Carver federal savings bank (CARV), a commercial bank with less than a billion in assets, filed a late-notice in July of this year, and its share price has been low ever since. From 2012 to 2015, the stock price average was about $6 a share, ranging from as high as $18 to as low as $3. Compare that to the stagnant average price of $3 over the past few months. Being a sucker for low price compared to historical stock price, I delved further into Carver’s annual reports.
It was not a pretty sight. Carver faces so many risks that I almost wrote to the organizers of the World Memory Championship, where participates are daunted with the task of memorizing lists of random names, suggesting to add the risks Carver faces as a potential list to memorize. To name a few: the average annual earnings over the past decade were negative; because of inability to pay for junior debt, the company may cease operations in September 2017; the company lends out to borrowers, such as churches and non-profits, which are borrowers that depend on donations to pay back their loan obligations.
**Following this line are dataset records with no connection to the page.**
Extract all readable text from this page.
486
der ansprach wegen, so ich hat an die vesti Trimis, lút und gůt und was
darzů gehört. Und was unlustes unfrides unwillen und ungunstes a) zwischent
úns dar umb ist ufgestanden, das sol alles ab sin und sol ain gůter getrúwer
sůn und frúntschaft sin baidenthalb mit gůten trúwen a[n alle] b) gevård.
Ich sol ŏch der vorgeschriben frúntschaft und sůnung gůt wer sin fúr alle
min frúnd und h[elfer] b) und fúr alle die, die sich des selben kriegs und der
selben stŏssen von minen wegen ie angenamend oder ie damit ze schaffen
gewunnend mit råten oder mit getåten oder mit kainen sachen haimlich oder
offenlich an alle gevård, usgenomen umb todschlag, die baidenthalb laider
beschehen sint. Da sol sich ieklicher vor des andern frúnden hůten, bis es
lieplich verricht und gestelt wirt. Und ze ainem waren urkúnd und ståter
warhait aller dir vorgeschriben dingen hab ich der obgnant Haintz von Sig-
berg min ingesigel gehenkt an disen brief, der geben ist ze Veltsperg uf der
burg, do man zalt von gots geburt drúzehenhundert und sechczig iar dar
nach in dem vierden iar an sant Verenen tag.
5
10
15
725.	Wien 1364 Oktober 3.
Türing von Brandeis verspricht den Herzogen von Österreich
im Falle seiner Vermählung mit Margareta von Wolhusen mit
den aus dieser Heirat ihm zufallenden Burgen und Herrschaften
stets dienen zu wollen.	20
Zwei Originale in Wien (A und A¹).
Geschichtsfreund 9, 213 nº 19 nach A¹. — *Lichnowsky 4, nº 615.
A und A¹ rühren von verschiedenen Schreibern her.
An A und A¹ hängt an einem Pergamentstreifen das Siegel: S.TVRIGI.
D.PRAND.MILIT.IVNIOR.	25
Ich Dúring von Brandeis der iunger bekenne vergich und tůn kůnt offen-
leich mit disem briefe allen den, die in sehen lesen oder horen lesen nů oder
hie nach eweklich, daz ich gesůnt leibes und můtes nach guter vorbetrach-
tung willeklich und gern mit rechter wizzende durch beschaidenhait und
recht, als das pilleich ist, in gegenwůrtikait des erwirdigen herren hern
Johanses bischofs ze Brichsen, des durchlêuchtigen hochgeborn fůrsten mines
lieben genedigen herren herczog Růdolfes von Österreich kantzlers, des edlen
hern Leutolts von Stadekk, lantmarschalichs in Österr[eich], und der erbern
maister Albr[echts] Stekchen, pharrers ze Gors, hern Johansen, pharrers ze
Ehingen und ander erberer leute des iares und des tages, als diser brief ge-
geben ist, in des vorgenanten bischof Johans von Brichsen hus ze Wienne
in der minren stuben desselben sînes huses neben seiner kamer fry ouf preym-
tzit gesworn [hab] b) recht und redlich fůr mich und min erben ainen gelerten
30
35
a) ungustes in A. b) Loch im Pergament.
If you are not convinced of Carver’s dire circumstances, the five-year financial results should do the trick.
While no value-bargain by any means, I still bought a position in the company, representing about 5% of my portfolio in investable securities. I had two reasons (perhaps the word “reasons” should be replaced with “excuses”). First, I felt that if a competitor, such as Dime Community Bank (DIME), with a stock price that is trading at high levels, would offer Carver’s management a lowball bid, say, 50% of tangible book value, I would still come out of this position alive (in its last public filings, Carver reported tangible book value per share of about $14).
Second, the advantage of being last in the class is that you have plenty of room to improve. And, with the right attitude and fortitude, Carver’s management can achieve much. For example, management can focus on reducing its non-interest expense; essentially, its wages. Is asking a company to become more efficient with its resources unreasonable? Management may also want to focus on providing better credits in the future, since it has done a terrible job in the past. Carver’s nonperforming assets to total assets ratio was 5.66%, about 30 times higher than the ratio for Dime.
Now, to my usual disclaimer: by any means, this article should not be a catalyst for you to speculatively purchase shares in Carver. In fact, the reverse is true: reading my report should have deterred you from having anything to do with the company and its management. My goal in writing is to share with you how I view a position in a common stock, but not to encourage you to follow what I do. Anytime you are interested in purchasing an investment position, at minimum, you should read about the company, you should view the company in terms of your overall portfolio objectives and, finally, form your own independent opinion.